He began his formal training locally at the Pennsylvania Academy of Art. He then travelled to England where he developed his technique and
then honed it later in France at the Academie Julien, where he was to work under the beady eye of J.P. Laurens. On his return to The States in 1910, he got to be known for his specific drawing style that was Vogue influenced. It focused on shapes as a whole as opposed to concentrating on their details. His thin outlines and flat tones

became the signature features of his style at that time and they were to help him enormously in securing jobs with a number of magazines that specialized in satire.

 

In the 1930’s, Fellows refocused his approach. He moved away from the basic advertising drawings to much more detailed illustrations of fashion.

In this genre he was to work for a number of magazines such as Cosmopolitan, Vanity Fair, Vogue and The American Magazine.

Most critically he worked also with both Apparel Arts and Esquire magazines that were first published in 1931 and 1933 respectively. As a result of there being only a small number of fashion artists who were male, there was always at least one full-page illustration by Laurence Fellows to be found in virtually every issue.

 

There is no dispute. Laurence Fellows is assuredly one of the most iconic men’s fashion illustrators from the decades of the 1930’s and 1940’s:
He was highly influential and his work appeared across many of the top periodicals including LIFE, Vanity Fair, Esquire and Apparel Arts.
He was born in 1885 in the town of Ardmore, formerly known as Athensville, in Pennsylvania

Although it is true that his style was soon to create a fair number of imitators, his instinctive penchant for compositions that were off-balance was to ensure that he kept several steps ahead in terms of his special quality.

He was ultimately to bring in his first client Kelly-Springfield Tires as a commercial undertaking. At this time advertising was somewhat staid but nonetheless it was to give him the very opportunity he sought, namely to bring together both his sophisticated style of draftsmanship and his own brand of humour.

Sometimes he was to steer very close to infringing on the regulations set against negative competitive commercial advertising.

Nowadays he is most celebrated for his drawings from the 1930s, yet he was to persevere with Apparel Arts right through the war years of the 1940’s.

Across time the way in which Fellows developed his style is notable. Initially he focused predominantly with the drawing as a whole rather than the details.
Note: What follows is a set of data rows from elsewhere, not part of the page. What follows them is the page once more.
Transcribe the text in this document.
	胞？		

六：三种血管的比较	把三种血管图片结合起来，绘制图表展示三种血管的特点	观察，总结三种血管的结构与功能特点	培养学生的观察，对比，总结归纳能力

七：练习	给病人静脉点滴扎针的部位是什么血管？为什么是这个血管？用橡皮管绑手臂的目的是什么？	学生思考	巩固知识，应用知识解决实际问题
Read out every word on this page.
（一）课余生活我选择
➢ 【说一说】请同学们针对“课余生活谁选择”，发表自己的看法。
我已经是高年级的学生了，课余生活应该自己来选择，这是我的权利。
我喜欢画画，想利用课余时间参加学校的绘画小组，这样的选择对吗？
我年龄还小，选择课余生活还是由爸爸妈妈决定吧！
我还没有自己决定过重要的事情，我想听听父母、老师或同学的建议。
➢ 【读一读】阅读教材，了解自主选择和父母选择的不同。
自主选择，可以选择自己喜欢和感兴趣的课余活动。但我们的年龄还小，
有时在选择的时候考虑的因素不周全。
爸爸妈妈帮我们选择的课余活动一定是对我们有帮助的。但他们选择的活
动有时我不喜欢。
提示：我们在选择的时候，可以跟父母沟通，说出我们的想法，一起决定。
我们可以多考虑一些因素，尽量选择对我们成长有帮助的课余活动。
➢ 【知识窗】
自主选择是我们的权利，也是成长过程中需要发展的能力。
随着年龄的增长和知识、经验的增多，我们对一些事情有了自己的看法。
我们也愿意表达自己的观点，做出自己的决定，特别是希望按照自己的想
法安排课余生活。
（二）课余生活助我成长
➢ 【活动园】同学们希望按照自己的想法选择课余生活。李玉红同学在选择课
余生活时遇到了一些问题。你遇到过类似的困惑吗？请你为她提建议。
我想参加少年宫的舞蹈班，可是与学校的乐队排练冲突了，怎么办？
But when he changed his style across the 1930’s, he was to lean very much more towards greater detail and he had an approach that was more picturesque.

Fellows’ drawings became highly stylised and this suited well his portrayal of the upcoming ‘drape cut ‘style of men’s clothes for those times.

Fellows’ drawings came to symbolise the Man in Fashion in both the Apparel Arts and Esquire magazines. His depictions were always of people who looked smart, chic, dapper, wealthy, and stylish. The classic age of this figure he created was of a man in his early forties or fifties. He was truly a legend.